/ 7 November 2013

A feisty Wales is all the tired Boks need

JP Pietersen is back from Japan to play for the Springboks.
JP Pietersen is back from Japan to play for the Springboks. (Duif du Toit, Gallo)

The seamless transition from one season to the next continues apace. Many of the current Springbok squad were contesting the Currie Cup final two weeks ago. Now they face three Test matches in as many weeks, after which a group of players will stay in Europe to join their club sides.

Those who return to South Africa will have a week off before returning to their franchises to prepare for the 2014 Super Rugby competition, which begins in the second week of February.

Is it any wonder that careers are getting shorter?

The first Test is against Wales in Cardiff on Saturday and form lines suggest that it will be the harshest examination of the trip north.

For one thing, the Wales team includes nine of the British and Irish Lions side that beat the Wallabies in June. They are the current Six Nations champions and have won three Grand Slams in the past eight years.

Add to this the fact that they are coached by Warren Gatland, who masterminded the Lions series win, and Heyneke Meyer should have no trouble motivating his team.

History favours the Boks: 26 tests since 1906 have yielded but one win for Wales – in the match that officially opened the Millennium Stadium in Cardiff in 1999. But recently there has been little to choose between the sides, with the Boks winning by five, three, four and one point in their past four meetings.

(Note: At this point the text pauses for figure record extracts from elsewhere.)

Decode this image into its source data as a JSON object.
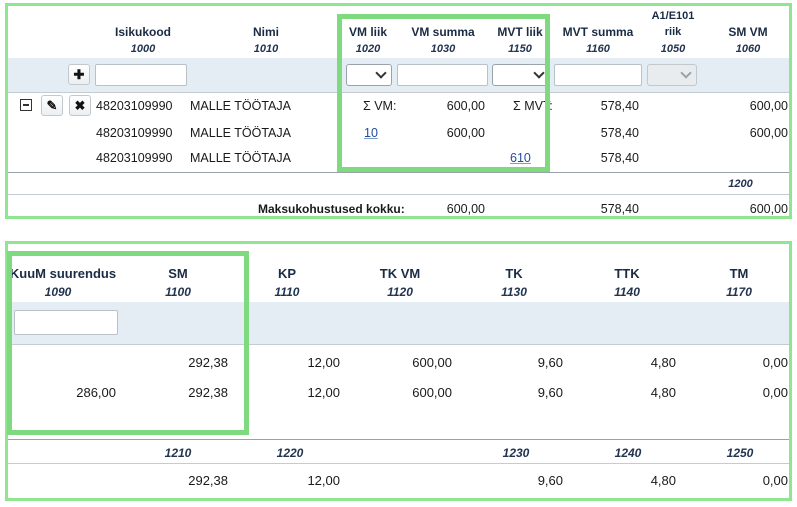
{
  "top": {
    "columns": [
      {
        "name": "Isikukood",
        "code": "1000"
      },
      {
        "name": "Nimi",
        "code": "1010"
      },
      {
        "name": "VM liik",
        "code": "1020"
      },
      {
        "name": "VM summa",
        "code": "1030"
      },
      {
        "name": "MVT liik",
        "code": "1150"
      },
      {
        "name": "MVT summa",
        "code": "1160"
      },
      {
        "name_line1": "A1/E101",
        "name_line2": "riik",
        "code": "1050"
      },
      {
        "name": "SM VM",
        "code": "1060"
      }
    ],
    "rows": [
      {
        "isikukood": "48203109990",
        "nimi": "MALLE TÖÖTAJA",
        "vm_liik": "Σ VM:",
        "vm_summa": "600,00",
        "mvt_liik": "Σ MVT:",
        "mvt_summa": "578,40",
        "sm_vm": "600,00"
      },
      {
        "isikukood": "48203109990",
        "nimi": "MALLE TÖÖTAJA",
        "vm_liik": "10",
        "vm_summa": "600,00",
        "mvt_liik": "",
        "mvt_summa": "578,40",
        "sm_vm": "600,00"
      },
      {
        "isikukood": "48203109990",
        "nimi": "MALLE TÖÖTAJA",
        "vm_liik": "",
        "vm_summa": "",
        "mvt_liik": "610",
        "mvt_summa": "578,40",
        "sm_vm": ""
      }
    ],
    "footer_code": "1200",
    "total_label": "Maksukohustused kokku:",
    "totals": {
      "vm_summa": "600,00",
      "mvt_summa": "578,40",
      "sm_vm": "600,00"
    }
  },
  "bottom": {
    "columns": [
      {
        "name": "KuuM suurendus",
        "code": "1090"
      },
      {
        "name": "SM",
        "code": "1100"
      },
      {
        "name": "KP",
        "code": "1110"
      },
      {
        "name": "TK VM",
        "code": "1120"
      },
      {
        "name": "TK",
        "code": "1130"
      },
      {
        "name": "TTK",
        "code": "1140"
      },
      {
        "name": "TM",
        "code": "1170"
      }
    ],
    "rows": [
      {
        "kuum": "",
        "sm": "292,38",
        "kp": "12,00",
        "tkvm": "600,00",
        "tk": "9,60",
        "ttk": "4,80",
        "tm": "0,00"
      },
      {
        "kuum": "286,00",
        "sm": "292,38",
        "kp": "12,00",
        "tkvm": "600,00",
        "tk": "9,60",
        "ttk": "4,80",
        "tm": "0,00"
      }
    ],
    "footer_codes": {
      "sm": "1210",
      "kp": "1220",
      "tk": "1230",
      "ttk": "1240",
      "tm": "1250"
    },
    "totals": {
      "sm": "292,38",
      "kp": "12,00",
      "tk": "9,60",
      "ttk": "4,80",
      "tm": "0,00"
    }
  }
}
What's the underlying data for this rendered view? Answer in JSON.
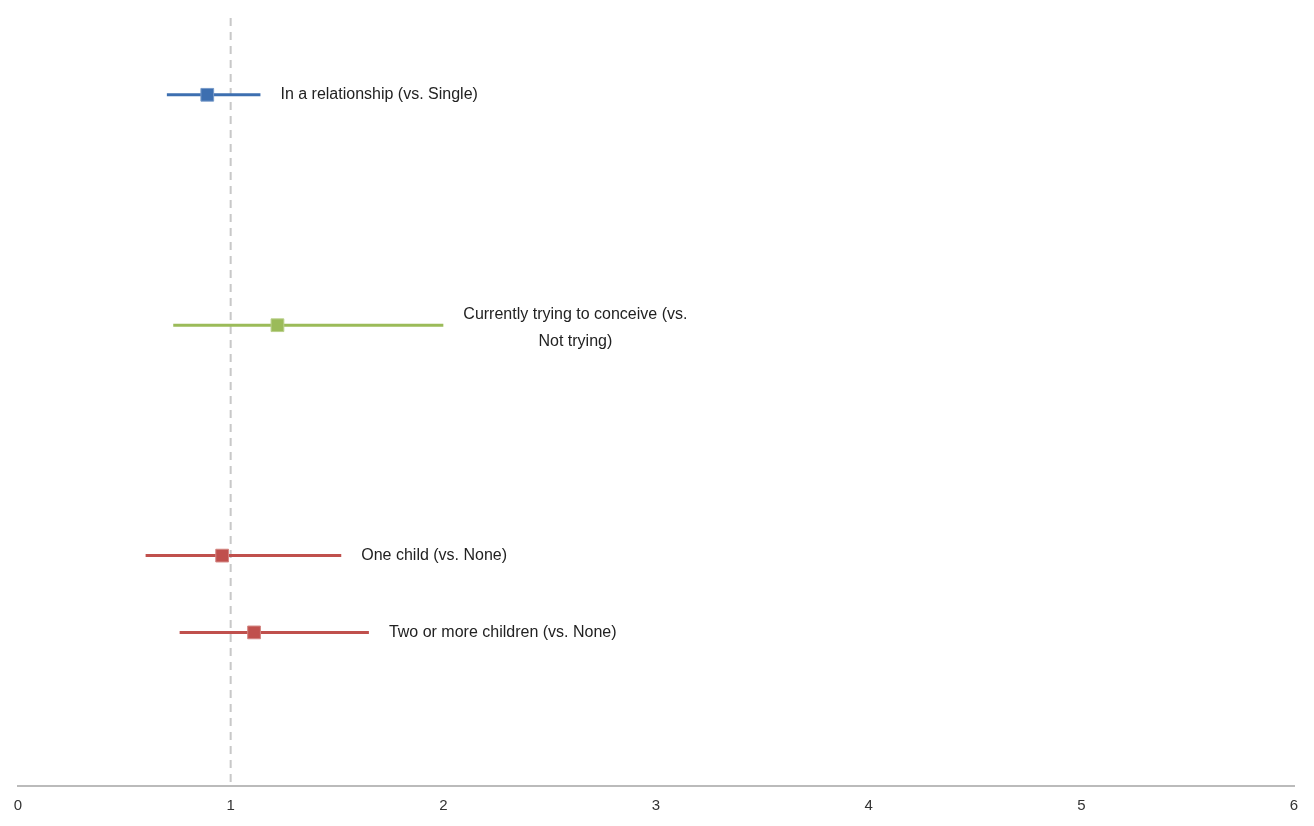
{
  "chart_data": {
    "type": "scatter",
    "orientation": "horizontal",
    "categories": [
      null,
      null,
      null,
      null,
      null,
      null,
      null,
      null,
      null
    ],
    "xlim": [
      0,
      6
    ],
    "xticks": [
      0,
      1,
      2,
      3,
      4,
      5,
      6
    ],
    "grid": false,
    "legend": false,
    "marker": "square",
    "ref_lines": [
      {
        "axis": "x",
        "value": 1,
        "color": "#c8c8c8",
        "line_style": "dashed"
      }
    ],
    "series": [
      {
        "name": "In a relationship (vs. Single)",
        "color": "#3d6fb0",
        "values": [
          0.89,
          null,
          null,
          null,
          null,
          null,
          null,
          null,
          null
        ],
        "errors": [
          [
            0.7,
            1.14
          ],
          null,
          null,
          null,
          null,
          null,
          null,
          null,
          null
        ]
      },
      {
        "name": "Currently trying to conceive (vs. Not trying)",
        "color": "#9bbb59",
        "values": [
          null,
          null,
          null,
          1.22,
          null,
          null,
          null,
          null,
          null
        ],
        "errors": [
          null,
          null,
          null,
          [
            0.73,
            2.0
          ],
          null,
          null,
          null,
          null,
          null
        ]
      },
      {
        "name": "One child (vs. None)",
        "color": "#c0504d",
        "values": [
          null,
          null,
          null,
          null,
          null,
          null,
          0.96,
          null,
          null
        ],
        "errors": [
          null,
          null,
          null,
          null,
          null,
          null,
          [
            0.6,
            1.52
          ],
          null,
          null
        ]
      },
      {
        "name": "Two or more children (vs. None)",
        "color": "#c0504d",
        "values": [
          null,
          null,
          null,
          null,
          null,
          null,
          null,
          1.11,
          null
        ],
        "errors": [
          null,
          null,
          null,
          null,
          null,
          null,
          null,
          [
            0.76,
            1.65
          ],
          null
        ]
      }
    ]
  }
}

The teams last locked horns in Wellington during the 2011 World Cup and South Africa's 17-16 win was a nervy affair, with Wales ­missing two kicks at goal in the last 10 ­minutes that could have clinched the contest.

Remarkably, the team announced on Wednesday has the same back line as the one that took the field in 2011, with the exception of Frans Steyn, who is replaced at fullback by Pat Lambie.

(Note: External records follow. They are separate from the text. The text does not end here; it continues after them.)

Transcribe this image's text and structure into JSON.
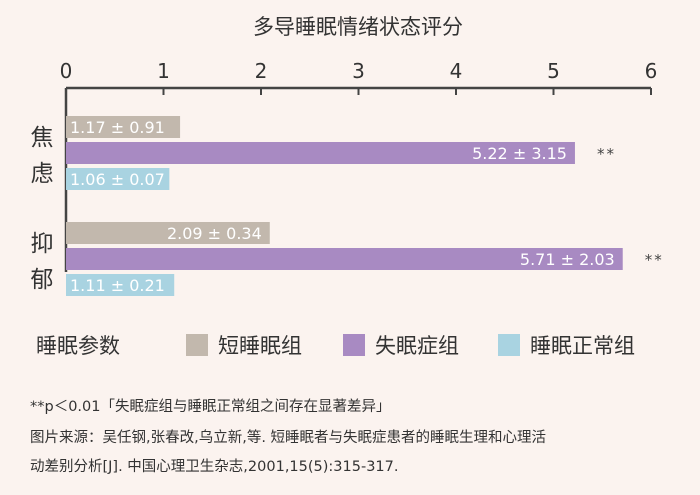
{
  "chart_data": {
    "type": "bar",
    "orientation": "horizontal",
    "title": "多导睡眠情绪状态评分",
    "categories": [
      "焦虑",
      "抑郁"
    ],
    "series": [
      {
        "name": "短睡眠组",
        "color": "#c2b8ad",
        "values": [
          1.17,
          2.09
        ],
        "labels": [
          "1.17 ± 0.91",
          "2.09 ± 0.34"
        ]
      },
      {
        "name": "失眠症组",
        "color": "#a88ac2",
        "values": [
          5.22,
          5.71
        ],
        "labels": [
          "5.22 ± 3.15",
          "5.71 ± 2.03"
        ]
      },
      {
        "name": "睡眠正常组",
        "color": "#a9d3e1",
        "values": [
          1.06,
          1.11
        ],
        "labels": [
          "1.06 ± 0.07",
          "1.11 ± 0.21"
        ]
      }
    ],
    "significance": [
      "**",
      "**"
    ],
    "xlim": [
      0,
      6
    ],
    "xticks": [
      "0",
      "1",
      "2",
      "3",
      "4",
      "5",
      "6"
    ],
    "axis_position": "top",
    "grid": false,
    "legend_title": "睡眠参数",
    "legend_position": "bottom"
  },
  "footnotes": {
    "significance_note": "**p＜0.01「失眠症组与睡眠正常组之间存在显著差异」",
    "source_line1": "图片来源：吴任钢,张春改,乌立新,等.  短睡眠者与失眠症患者的睡眠生理和心理活",
    "source_line2": "动差别分析[J]. 中国心理卫生杂志,2001,15(5):315-317."
  }
}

Meyer has concluded that the standard of play in Japan is by no means as poor as many believe, and has rushed the recalled JP Pietersen and Jaque Fourie back into the starting line-up. With the possibility that Lambie could move to flyhalf in the second half to accommodate Willie le Roux at fullback, this is a back line for the ages.

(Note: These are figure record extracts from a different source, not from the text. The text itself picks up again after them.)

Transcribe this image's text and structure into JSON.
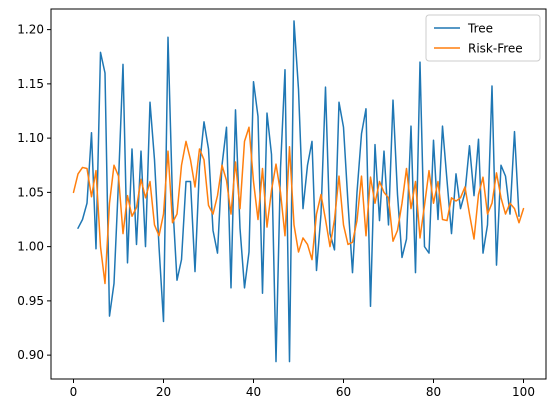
{
  "chart_data": {
    "type": "line",
    "title": "",
    "xlabel": "",
    "ylabel": "",
    "xlim": [
      -5,
      105
    ],
    "ylim": [
      0.878,
      1.219
    ],
    "x_ticks": [
      0,
      20,
      40,
      60,
      80,
      100
    ],
    "y_ticks": [
      0.9,
      0.95,
      1.0,
      1.05,
      1.1,
      1.15,
      1.2
    ],
    "grid": false,
    "legend": {
      "position": "top-right",
      "entries": [
        {
          "label": "Tree",
          "color": "#1f77b4"
        },
        {
          "label": "Risk-Free",
          "color": "#ff7f0e"
        }
      ]
    },
    "series": [
      {
        "name": "Tree",
        "color": "#1f77b4",
        "x_start": 1,
        "values": [
          1.017,
          1.025,
          1.04,
          1.105,
          0.998,
          1.179,
          1.16,
          0.936,
          0.966,
          1.06,
          1.168,
          0.985,
          1.09,
          1.002,
          1.088,
          1.0,
          1.133,
          1.08,
          1.0,
          0.931,
          1.193,
          1.043,
          0.969,
          0.988,
          1.06,
          1.06,
          0.977,
          1.074,
          1.115,
          1.09,
          1.015,
          0.994,
          1.075,
          1.11,
          0.962,
          1.126,
          1.017,
          0.962,
          0.995,
          1.152,
          1.12,
          0.957,
          1.123,
          1.085,
          0.894,
          1.072,
          1.163,
          0.894,
          1.208,
          1.145,
          1.035,
          1.075,
          1.097,
          0.978,
          1.03,
          1.147,
          1.012,
          0.997,
          1.133,
          1.11,
          1.04,
          0.976,
          1.05,
          1.104,
          1.127,
          0.945,
          1.094,
          1.024,
          1.088,
          1.02,
          1.135,
          1.048,
          0.99,
          1.007,
          1.111,
          0.976,
          1.17,
          1.0,
          0.994,
          1.098,
          1.025,
          1.111,
          1.061,
          1.012,
          1.067,
          1.035,
          1.05,
          1.093,
          1.047,
          1.099,
          0.994,
          1.02,
          1.148,
          0.983,
          1.075,
          1.065,
          1.03,
          1.106,
          1.028
        ]
      },
      {
        "name": "Risk-Free",
        "color": "#ff7f0e",
        "x_start": 0,
        "values": [
          1.05,
          1.067,
          1.073,
          1.072,
          1.046,
          1.07,
          1.0,
          0.966,
          1.04,
          1.075,
          1.065,
          1.012,
          1.047,
          1.028,
          1.036,
          1.062,
          1.045,
          1.06,
          1.02,
          1.01,
          1.03,
          1.088,
          1.022,
          1.03,
          1.075,
          1.097,
          1.08,
          1.055,
          1.09,
          1.08,
          1.038,
          1.03,
          1.047,
          1.075,
          1.061,
          1.03,
          1.078,
          1.035,
          1.097,
          1.11,
          1.06,
          1.025,
          1.072,
          1.018,
          1.052,
          1.076,
          1.05,
          1.01,
          1.092,
          1.02,
          0.995,
          1.008,
          1.002,
          0.988,
          1.03,
          1.048,
          1.025,
          1.0,
          1.025,
          1.065,
          1.02,
          1.002,
          1.004,
          1.024,
          1.065,
          1.01,
          1.064,
          1.04,
          1.06,
          1.05,
          1.045,
          1.005,
          1.015,
          1.04,
          1.072,
          1.035,
          1.06,
          1.008,
          1.038,
          1.07,
          1.04,
          1.06,
          1.025,
          1.024,
          1.045,
          1.042,
          1.045,
          1.055,
          1.03,
          1.007,
          1.048,
          1.064,
          1.03,
          1.04,
          1.068,
          1.045,
          1.03,
          1.04,
          1.035,
          1.022,
          1.035
        ]
      }
    ]
  }
}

To show that Meyer has not simply relied on the team assembled by his predecessor, however, only Tendai Mtawarira remains out of the pack that started in Wellington.

A battle to relish
And it is up front where the Boks will be tested by a Welsh eight full of talent and experience. Captain Sam Warburton is the jewel in the crown, and his battle for the loose ball with Francois Louw and Bismarck du Plessis will be one to relish.

The time is coming when the Bok loose trio of Louw, Willem Alberts and Duane Vermeulen will be exposed for a lack of pace, but this tour is probably not the moment. The tight five, however, looks vulnerable with Test debutant Frans Malherbe a long way from the finished article at tight head, and recalled lock Flip van der Merwe the kind of one-dimensional player who could be badly exposed by the experienced Alun Wyn Jones.

The good news is that the gifted Pieter-Steph du Toit is on the bench and should get a significant blooding in the second half. Du Toit has been injured for much of the season and did his burgeoning reputation no favours with a string of lacklustre performances on his return to the Sharks side.

But his man of the match display in the Currie Cup final suggested two things: one, that he was fully fit at last and two, that he thrives on the big occasion. If this tour does no more than cement Du Toit and Eben Etzebeth as the long-term replacements for Victor Matfield and Bakkies Botha, it will have achieved something significant.

It is quite possible that South Africa will begin with defeat. This Welsh team is good enough and it has been a long hard season for the Boks. But the fresh blood provided by Fourie, Pietersen and Lambie, the latter back in the starting team at long last, should be enough to scramble a win, albeit a narrow one.